Glitzy and glam, Motown The Musical is a triumph of shiny and slick over substance—a veritable "Ball of Confusion".
With 62 hits to cram into a couple of hours alongside the story of the ground-breaking record label, the autocratic mogul and embryonic civil rights movement, nothing is given a great deal of time.
With mini-medleys and song snippets to titillate the memory (or frustrate the sing-a-long hopefuls), the Berry Gordy story is told in a series of vignettes as a plethora of chart-topping greats (Mary Wells, Stevie Wonder, Temptations, Supremes, 4 Tops and many more) shimmy across the stage with breathtaking speed—a jukebox on fast forward.
Written by Gordy, based on his autobiography To Be Loved: the Music, the Magic, the Memories of Motown, co-produced by Gordy, and about Gordy, Motown the Musical is inevitably the Gordy show but, although he undoubtedly writes songs with soul, his book has no heart regardless of the efforts of the talented 32-strong cast, Patricia Wilcox and Warren Adams’s choreography and Griff Johnson’s flamboyancy in the pit.
A clunky script conveys little else than his impression of himself. As ever, the gifted Gordy gives his audience what he wants it to see and hear: great tunes, great synchronised dance moves, great suits and a sanitised portrayal of a meteoric rise from rags to riches, backstabbing and commerce. A few foibles are admitted—a hint of ego here and there, a surprising moment of erectile dysfunction (that can be cured apparently—who knew?—by a rendering of "I Hear A Symphony"), and a propensity to sulking—but otherwise this is a somewhat 2D portrait of a "Stubborn Kind of Fellow" who has a dream, a gift, and sacrifices all to lead African American singers along the path to success and acceptance.
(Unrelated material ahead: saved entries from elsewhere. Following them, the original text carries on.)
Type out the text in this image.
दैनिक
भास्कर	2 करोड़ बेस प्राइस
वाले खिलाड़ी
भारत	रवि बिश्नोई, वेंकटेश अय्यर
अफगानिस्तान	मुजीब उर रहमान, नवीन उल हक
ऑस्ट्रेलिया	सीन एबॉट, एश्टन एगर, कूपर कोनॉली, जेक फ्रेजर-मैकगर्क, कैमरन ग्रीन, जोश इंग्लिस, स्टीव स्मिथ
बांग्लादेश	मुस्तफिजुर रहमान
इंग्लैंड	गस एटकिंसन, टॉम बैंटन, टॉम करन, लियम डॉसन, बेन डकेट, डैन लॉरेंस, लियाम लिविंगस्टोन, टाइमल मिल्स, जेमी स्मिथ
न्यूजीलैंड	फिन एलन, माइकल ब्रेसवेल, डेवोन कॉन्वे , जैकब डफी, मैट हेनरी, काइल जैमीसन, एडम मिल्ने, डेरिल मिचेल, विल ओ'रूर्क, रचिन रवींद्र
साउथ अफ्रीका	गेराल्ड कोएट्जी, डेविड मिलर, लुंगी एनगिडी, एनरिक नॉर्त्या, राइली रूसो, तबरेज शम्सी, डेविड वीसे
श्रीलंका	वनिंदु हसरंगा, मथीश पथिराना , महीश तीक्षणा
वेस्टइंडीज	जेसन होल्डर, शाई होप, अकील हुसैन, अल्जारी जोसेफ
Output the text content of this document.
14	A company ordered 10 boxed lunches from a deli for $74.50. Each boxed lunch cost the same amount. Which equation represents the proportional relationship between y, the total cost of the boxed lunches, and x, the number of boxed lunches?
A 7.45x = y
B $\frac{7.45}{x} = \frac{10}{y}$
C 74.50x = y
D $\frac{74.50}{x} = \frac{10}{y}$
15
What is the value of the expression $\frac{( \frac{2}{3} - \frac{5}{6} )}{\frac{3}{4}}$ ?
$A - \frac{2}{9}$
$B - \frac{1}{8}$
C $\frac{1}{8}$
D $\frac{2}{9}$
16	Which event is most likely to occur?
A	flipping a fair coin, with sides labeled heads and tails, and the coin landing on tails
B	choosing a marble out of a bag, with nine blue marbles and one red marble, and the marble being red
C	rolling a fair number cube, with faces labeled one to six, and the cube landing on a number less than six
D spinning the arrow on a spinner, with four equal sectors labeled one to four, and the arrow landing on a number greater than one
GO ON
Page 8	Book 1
But we are not afforded a glimpse behind the scenes—no mention of the three wives, only a passing reference to children, outcomes to lawsuits and counterclaims etc.
With a somewhat petulant Gordy eschewing the 25th anniversary celebrations arranged by the artists he mentored, promoted and who ultimately betrayed him by signing for the bigger labels, the device allows a look back (in less than anger but more than miffed) to the inspiration of Joe Louis (the first black heavyweight world champion) and a life dedicated to making himself and his artists the best they could be: fighting prejudices until black American artists were played on mainstream radio stations and performed in Las Vegas.
On press night, understudy Cordell Mosteller stepped up competently as the hit-seeking missile while Karis Anderson handles love interest Diana Ross’s transition from gawky to diva with aplomb (along with a cringey bit of audience participation).
Nathan Lewis is a gentle, faithful right-hand man Smokey Robinson, Shak Gabbison-Williams captures the dilemma of Marvin Gaye’s wont to change the world through political songwriting and the need to entertain while Jovey Domingos (one of three youngsters in rotation) raises smiles with his on-point young Stevie Wonder and has all the moves as a cheeky junior Michael Jackson.
Daniel Brodie’s projected newsreels (Vietnam, Kennedy, Martin Luther King) pin the piece in time—it’s the '60s and '70s when the social politics of America were in turmoil, apartheid still rife and Motown a spearhead for change—and shifts the set from theatres to recording studios to the streets of Detroit while David Korins’s slick sliding set is as glamorous and glittery as Emilio Sosa’s costuming.
And all the while the hits keep coming: "Heard It through The Grapevine", "Money", "My Girl", "Baby Love", "Stop In The Name Of Love", "War" and so many more to ensure its initial Broadway success in 2013 continues simultaneously in the West End and on tour.
Vibrant, flimsy and flashy, a crowd-pleasing auditorium filler but little substance.